We herein demonstrate that currently used risk models lack accuracy in the distinction of intermediate-risk and high-risk PH patients. The latter is of high clinical relevance as the risk prediction significantly affects therapeutic decisions and scheduling of follow-up evaluations [4, 7, 9]. In this context, the application of the unweighted “score-and-average” ESC/ERS model is particularly challenging, as PH patients frequently demonstrate a mixed risk-factor profile, with some parameters within the high- and others in the intermediate- or low-risk range, and the ESC/ERS guidelines lack specific recommendations how to handle such cases [2]. Thus, we herein evaluated risk parameters for their potential to improve the characterization of intermediate- and high-risk PH patients. We demonstrate that adding combinations of known risk parameters, such as age and RAA, to the FPHR3p model significantly improves the accuracy of risk prediction in the intermediate and high-risk strata.

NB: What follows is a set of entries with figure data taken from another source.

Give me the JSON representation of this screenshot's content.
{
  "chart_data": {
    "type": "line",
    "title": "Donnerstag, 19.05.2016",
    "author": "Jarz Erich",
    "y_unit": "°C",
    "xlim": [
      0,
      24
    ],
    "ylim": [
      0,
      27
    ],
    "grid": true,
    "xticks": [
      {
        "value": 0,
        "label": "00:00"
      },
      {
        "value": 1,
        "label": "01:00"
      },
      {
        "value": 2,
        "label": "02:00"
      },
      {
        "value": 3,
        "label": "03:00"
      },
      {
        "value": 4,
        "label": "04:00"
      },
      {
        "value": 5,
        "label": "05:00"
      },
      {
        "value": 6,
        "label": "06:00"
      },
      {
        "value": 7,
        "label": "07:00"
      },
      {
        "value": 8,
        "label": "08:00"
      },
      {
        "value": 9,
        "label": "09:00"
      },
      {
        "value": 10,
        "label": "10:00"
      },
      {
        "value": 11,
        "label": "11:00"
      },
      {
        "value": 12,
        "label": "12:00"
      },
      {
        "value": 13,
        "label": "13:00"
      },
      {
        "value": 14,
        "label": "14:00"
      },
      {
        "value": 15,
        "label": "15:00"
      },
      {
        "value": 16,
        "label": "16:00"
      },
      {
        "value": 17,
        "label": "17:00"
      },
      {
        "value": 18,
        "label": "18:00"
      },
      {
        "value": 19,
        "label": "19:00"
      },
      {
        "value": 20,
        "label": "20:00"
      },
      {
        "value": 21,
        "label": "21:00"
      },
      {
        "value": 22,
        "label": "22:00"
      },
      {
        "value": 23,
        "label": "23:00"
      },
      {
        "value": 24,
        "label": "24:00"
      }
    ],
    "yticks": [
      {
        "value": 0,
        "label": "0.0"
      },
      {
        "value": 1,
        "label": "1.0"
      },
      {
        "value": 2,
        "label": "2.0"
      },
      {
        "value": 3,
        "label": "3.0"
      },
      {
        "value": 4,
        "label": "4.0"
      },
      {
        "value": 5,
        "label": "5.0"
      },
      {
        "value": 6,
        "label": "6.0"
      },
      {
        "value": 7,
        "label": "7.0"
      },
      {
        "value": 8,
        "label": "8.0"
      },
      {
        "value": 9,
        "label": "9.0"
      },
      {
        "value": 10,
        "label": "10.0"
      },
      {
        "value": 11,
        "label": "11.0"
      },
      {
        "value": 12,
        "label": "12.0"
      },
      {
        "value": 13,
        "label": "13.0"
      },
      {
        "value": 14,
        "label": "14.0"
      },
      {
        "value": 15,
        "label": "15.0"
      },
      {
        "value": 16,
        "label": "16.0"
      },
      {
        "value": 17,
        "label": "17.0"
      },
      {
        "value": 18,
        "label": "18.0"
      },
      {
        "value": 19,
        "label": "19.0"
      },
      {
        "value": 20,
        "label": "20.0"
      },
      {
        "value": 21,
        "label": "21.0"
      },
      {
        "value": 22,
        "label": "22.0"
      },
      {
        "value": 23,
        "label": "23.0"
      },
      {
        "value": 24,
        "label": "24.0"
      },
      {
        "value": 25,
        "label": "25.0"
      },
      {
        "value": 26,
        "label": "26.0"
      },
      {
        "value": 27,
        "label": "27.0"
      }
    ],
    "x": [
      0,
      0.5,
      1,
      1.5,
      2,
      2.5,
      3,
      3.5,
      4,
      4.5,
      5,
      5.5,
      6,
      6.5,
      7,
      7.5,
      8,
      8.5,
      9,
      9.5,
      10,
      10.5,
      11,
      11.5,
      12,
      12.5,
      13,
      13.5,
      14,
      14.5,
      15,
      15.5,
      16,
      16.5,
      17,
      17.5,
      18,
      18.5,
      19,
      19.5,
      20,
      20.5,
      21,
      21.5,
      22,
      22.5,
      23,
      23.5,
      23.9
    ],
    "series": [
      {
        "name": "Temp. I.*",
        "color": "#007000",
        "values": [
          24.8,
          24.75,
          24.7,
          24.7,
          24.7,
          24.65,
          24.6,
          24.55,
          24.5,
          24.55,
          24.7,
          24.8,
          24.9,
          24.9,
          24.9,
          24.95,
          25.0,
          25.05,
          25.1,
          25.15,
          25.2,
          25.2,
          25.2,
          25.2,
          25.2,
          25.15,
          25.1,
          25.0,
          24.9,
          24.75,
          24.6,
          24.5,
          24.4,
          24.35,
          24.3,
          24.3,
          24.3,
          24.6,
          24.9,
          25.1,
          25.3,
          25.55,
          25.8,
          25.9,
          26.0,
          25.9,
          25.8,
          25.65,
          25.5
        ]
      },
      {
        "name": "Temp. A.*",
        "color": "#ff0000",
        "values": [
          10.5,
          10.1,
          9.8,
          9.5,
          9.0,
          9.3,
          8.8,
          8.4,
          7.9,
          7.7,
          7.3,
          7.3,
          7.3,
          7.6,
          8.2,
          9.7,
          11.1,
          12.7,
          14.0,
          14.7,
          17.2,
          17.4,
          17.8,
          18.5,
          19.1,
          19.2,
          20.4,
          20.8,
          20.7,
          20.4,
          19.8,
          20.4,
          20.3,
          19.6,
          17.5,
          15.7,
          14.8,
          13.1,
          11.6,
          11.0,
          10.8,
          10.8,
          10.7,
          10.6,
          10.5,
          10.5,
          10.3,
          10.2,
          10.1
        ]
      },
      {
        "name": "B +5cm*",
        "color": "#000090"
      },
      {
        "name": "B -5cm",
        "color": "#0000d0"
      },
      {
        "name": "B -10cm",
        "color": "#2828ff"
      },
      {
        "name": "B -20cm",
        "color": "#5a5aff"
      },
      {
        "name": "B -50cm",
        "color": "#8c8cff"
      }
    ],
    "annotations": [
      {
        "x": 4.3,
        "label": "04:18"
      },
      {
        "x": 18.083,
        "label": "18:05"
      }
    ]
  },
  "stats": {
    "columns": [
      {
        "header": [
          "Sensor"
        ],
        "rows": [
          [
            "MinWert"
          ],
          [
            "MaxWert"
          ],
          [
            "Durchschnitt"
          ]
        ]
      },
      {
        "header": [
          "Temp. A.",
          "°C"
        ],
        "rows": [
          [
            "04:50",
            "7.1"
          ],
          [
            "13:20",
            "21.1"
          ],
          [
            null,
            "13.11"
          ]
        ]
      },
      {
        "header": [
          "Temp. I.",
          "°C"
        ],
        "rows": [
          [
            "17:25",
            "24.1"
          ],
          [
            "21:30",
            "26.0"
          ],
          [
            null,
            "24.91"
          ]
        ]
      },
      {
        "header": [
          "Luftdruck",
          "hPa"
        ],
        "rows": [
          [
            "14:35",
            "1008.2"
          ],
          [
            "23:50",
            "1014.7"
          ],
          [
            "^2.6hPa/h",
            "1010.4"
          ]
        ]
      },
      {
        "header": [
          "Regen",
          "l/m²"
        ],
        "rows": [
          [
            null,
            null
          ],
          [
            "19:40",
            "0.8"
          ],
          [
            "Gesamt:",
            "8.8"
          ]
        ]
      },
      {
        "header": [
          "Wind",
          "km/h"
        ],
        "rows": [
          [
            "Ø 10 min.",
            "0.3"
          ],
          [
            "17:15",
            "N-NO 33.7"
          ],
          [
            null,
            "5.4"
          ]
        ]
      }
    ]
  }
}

Additionally, evaluation of the age/RAA combination for patients classified as intermediate- and high-risk groups by ‘score and average’ tools such as COMPERA and SPHAR may also significantly improve the prediction of mortality. Notably, the inclusion of the combined age/sex parameter in the REVEAL 2.0 and REVEAL Lite 2 tools did not translate into their better performance than the other investigated risk stratification tools and the enhanced FPHR3p model. However, in our cohort, only age with two cutpoints at 40 and 65 years but not patient’s sex turned out to be a highly significant mortality predictor.

To conclude, our results suggest a step-wise risk modeling, with the use of simple scores for the screening of low-risk individuals, and extended scores for intermediate- or high-risk PH patients. This approach reduces the need for a generalized time- and resource-consuming risk assessment process for every patient, but rather focuses on the individual patients’ risk-status, and may help to use available resources effectively.

Conclusion and perspective

Multiple accurate risk-assessment tools have been proposed for mortality prediction in PH. We herein present a comparative analysis of various currently available risk-assessment models and demonstrate their applicability in a cohort of precapillary PH patients. Although the predictive value of all tested models was good, we found some impreciseness in the intermediate- and high-risk strata, which is overcome upon inclusion of patient’s age and echocardiographic data.